The administered dose and FPD were evaluated with increasing numbers of administrations. Dose and FPD values are the mean of ten administrations. The particle size distributions and MMAD of aerosol particles administered by various combinations were determined by tests performed with an Andersen Cascade Impactor.

The results shown in Table 7 confirm that repeated actuations result in a significant increase in FPD with a reduction in hole diameter.

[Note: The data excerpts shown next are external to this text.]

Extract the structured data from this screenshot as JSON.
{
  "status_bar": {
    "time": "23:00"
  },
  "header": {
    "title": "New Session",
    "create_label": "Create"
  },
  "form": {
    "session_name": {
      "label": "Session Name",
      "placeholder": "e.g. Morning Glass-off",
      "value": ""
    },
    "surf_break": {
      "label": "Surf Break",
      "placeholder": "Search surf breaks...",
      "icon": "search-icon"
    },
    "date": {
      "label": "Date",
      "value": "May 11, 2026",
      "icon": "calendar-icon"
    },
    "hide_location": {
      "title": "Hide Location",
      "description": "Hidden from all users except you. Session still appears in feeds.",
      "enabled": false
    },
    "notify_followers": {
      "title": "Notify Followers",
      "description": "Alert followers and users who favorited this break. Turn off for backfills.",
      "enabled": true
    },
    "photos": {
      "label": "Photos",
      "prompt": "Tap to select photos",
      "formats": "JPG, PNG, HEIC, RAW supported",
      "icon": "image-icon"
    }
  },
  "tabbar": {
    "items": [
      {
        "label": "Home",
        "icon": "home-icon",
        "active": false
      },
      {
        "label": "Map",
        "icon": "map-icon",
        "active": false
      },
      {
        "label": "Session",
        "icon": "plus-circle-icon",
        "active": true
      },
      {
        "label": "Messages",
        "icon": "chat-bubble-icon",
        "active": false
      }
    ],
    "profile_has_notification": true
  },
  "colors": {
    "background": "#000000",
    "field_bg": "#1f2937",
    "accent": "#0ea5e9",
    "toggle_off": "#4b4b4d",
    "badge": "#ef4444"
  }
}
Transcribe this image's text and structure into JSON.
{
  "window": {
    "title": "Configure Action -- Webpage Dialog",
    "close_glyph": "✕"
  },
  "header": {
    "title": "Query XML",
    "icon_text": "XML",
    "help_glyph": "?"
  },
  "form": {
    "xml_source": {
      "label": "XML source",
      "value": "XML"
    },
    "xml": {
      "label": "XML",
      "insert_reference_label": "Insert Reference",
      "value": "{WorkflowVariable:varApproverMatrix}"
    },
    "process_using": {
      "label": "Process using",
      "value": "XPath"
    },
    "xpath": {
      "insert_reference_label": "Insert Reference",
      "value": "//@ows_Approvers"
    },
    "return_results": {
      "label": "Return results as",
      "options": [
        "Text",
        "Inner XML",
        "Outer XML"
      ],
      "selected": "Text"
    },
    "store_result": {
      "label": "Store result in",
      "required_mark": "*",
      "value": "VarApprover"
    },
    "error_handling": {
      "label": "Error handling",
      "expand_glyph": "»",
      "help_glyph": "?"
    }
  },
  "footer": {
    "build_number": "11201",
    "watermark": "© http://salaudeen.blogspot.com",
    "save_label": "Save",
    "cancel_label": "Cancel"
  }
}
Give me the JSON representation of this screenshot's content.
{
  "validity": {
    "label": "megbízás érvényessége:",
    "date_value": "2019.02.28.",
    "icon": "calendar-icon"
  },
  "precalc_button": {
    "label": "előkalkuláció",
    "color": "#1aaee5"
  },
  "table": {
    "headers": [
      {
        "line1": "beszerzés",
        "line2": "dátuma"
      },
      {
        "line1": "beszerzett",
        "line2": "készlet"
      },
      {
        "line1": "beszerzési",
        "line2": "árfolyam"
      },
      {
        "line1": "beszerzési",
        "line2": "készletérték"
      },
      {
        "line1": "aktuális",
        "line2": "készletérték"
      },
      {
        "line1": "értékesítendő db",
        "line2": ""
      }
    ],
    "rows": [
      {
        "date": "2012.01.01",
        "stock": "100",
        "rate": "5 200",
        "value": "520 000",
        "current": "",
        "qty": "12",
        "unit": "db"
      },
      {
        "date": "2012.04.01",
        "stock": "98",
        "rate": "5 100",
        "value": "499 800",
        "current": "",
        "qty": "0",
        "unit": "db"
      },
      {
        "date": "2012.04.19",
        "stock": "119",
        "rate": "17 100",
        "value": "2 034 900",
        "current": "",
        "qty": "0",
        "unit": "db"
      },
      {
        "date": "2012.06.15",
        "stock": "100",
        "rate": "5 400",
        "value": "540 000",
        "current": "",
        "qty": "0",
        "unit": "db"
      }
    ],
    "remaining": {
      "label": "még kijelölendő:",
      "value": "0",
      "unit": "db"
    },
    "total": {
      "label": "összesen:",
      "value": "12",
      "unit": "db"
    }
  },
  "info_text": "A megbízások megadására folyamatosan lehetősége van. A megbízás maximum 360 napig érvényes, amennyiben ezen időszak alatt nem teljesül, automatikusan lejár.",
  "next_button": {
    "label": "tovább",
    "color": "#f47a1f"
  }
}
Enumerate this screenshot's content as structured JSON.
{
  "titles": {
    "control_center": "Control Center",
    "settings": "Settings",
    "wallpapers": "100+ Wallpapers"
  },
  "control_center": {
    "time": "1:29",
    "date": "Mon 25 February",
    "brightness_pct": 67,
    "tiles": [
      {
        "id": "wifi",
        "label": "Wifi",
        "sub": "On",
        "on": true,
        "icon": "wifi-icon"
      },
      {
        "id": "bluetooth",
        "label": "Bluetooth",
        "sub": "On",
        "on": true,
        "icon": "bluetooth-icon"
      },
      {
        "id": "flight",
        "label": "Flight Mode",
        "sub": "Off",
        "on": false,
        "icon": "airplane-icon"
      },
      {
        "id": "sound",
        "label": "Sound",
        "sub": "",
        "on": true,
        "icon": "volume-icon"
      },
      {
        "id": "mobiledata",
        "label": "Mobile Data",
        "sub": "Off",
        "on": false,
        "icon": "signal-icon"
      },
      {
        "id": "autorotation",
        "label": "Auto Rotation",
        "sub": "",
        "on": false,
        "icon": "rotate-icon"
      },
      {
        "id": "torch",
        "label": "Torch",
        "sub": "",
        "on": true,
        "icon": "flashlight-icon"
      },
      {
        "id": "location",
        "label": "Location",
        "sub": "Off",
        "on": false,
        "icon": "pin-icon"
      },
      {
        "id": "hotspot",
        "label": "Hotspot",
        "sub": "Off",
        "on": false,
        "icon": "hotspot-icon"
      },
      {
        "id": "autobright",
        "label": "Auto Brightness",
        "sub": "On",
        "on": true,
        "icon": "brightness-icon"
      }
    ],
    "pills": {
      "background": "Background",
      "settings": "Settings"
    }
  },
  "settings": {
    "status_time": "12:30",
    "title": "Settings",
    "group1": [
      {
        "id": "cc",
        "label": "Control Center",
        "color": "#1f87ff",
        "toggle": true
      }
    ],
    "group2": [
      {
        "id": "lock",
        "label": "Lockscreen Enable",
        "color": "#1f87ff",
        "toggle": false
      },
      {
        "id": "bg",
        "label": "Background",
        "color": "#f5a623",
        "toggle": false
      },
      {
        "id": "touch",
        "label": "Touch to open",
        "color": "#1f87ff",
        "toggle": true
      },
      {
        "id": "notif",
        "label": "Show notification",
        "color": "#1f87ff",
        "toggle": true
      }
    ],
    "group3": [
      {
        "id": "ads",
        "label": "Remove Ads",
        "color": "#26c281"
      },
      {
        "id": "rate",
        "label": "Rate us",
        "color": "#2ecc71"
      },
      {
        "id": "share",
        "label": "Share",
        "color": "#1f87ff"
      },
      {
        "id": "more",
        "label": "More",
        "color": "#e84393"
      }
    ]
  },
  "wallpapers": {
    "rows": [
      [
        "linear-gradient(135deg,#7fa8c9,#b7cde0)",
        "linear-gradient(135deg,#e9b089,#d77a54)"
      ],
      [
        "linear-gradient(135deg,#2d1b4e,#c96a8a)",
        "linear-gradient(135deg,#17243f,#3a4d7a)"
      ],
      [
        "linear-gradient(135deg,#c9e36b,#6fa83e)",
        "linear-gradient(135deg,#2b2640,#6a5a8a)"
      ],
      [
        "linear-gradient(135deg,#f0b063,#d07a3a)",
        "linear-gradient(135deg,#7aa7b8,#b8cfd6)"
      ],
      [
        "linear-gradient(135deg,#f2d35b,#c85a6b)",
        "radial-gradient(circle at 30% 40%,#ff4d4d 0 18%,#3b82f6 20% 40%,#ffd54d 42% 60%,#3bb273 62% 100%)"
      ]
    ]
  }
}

In the case of Volumatic, an increase in both the administered dose and the fine particle dose is also evident upon repeated actuations.

Table 7

Comparison of the effect of Jet, Aerochamber and Volumatic actuators 5 on the delivered dose and the fine particle dose (FPD) after repeated actuations

Formulation: BDP Ethanol Glycerol HFA 134a mg / 10 ml (250 µg / dose)% ± 0.5 wt.

1.3 wt. to 12 ml

driver Vessel and actuator diameters (mm) Number of submissions Dose administered (pg) FPD (pg) MMAD (pm) GSD go B (0.40) 21 -30 93 65 2.8 1.9 B (0.40) 141 - 150 85 51 3.0 1.9 C (0.40) 55 -65 95 58 3.0 1.9 C (0.40) 161 -170 96 57 3.0 1.9 aero- B (0.30) 36 -45 n. a. 68 2.5 1.9 chamber C (0.30) 146 - 155 86 68 2.8 1.8 B (0.42) 111 - 120 56 45 2.6 1.9 C (0.42) 86 -95 59 47 2.7 1.9 Voluma- B (0.30) 81 -90 118 87 3.3 1.6 the C (0.30) 131 - 140 88 67 3.1 1.7 B (0.42) 126 - 135 108 74 3.5 1.6 C (0.42) 71 -80 74 56 3.2 1.6

n. a. not available

Claims (1)

PATENT CLAIMS Apparatus for delivering metered doses of aerosols comprising an active ingredient in solution in a propellant consisting of a fluoroalkane (HFA) selected from 1,1,1,2-tetrafluoroethane (HFA 134a) and 5 1,1,1,2, 3,3,3-heptafluoropropane (HFA 227) or mixtures thereof, a cosolvent such as ethanol, and optionally a low volatility component, preferably selected from glycerol, propylene glycol, polyethylene glycol, oleic acid and isopropyl myristate, characterized in that it comprises a flat body ( 1) with a receptacle space (2), an inhalation mouthpiece (3) and an expansion chamber (4) for generating a swirling flow of aerosol particles expelled by the actuator (5), wherein the diameter of the actuator bore (5) is in the range between 0.30 and 0.50 mm.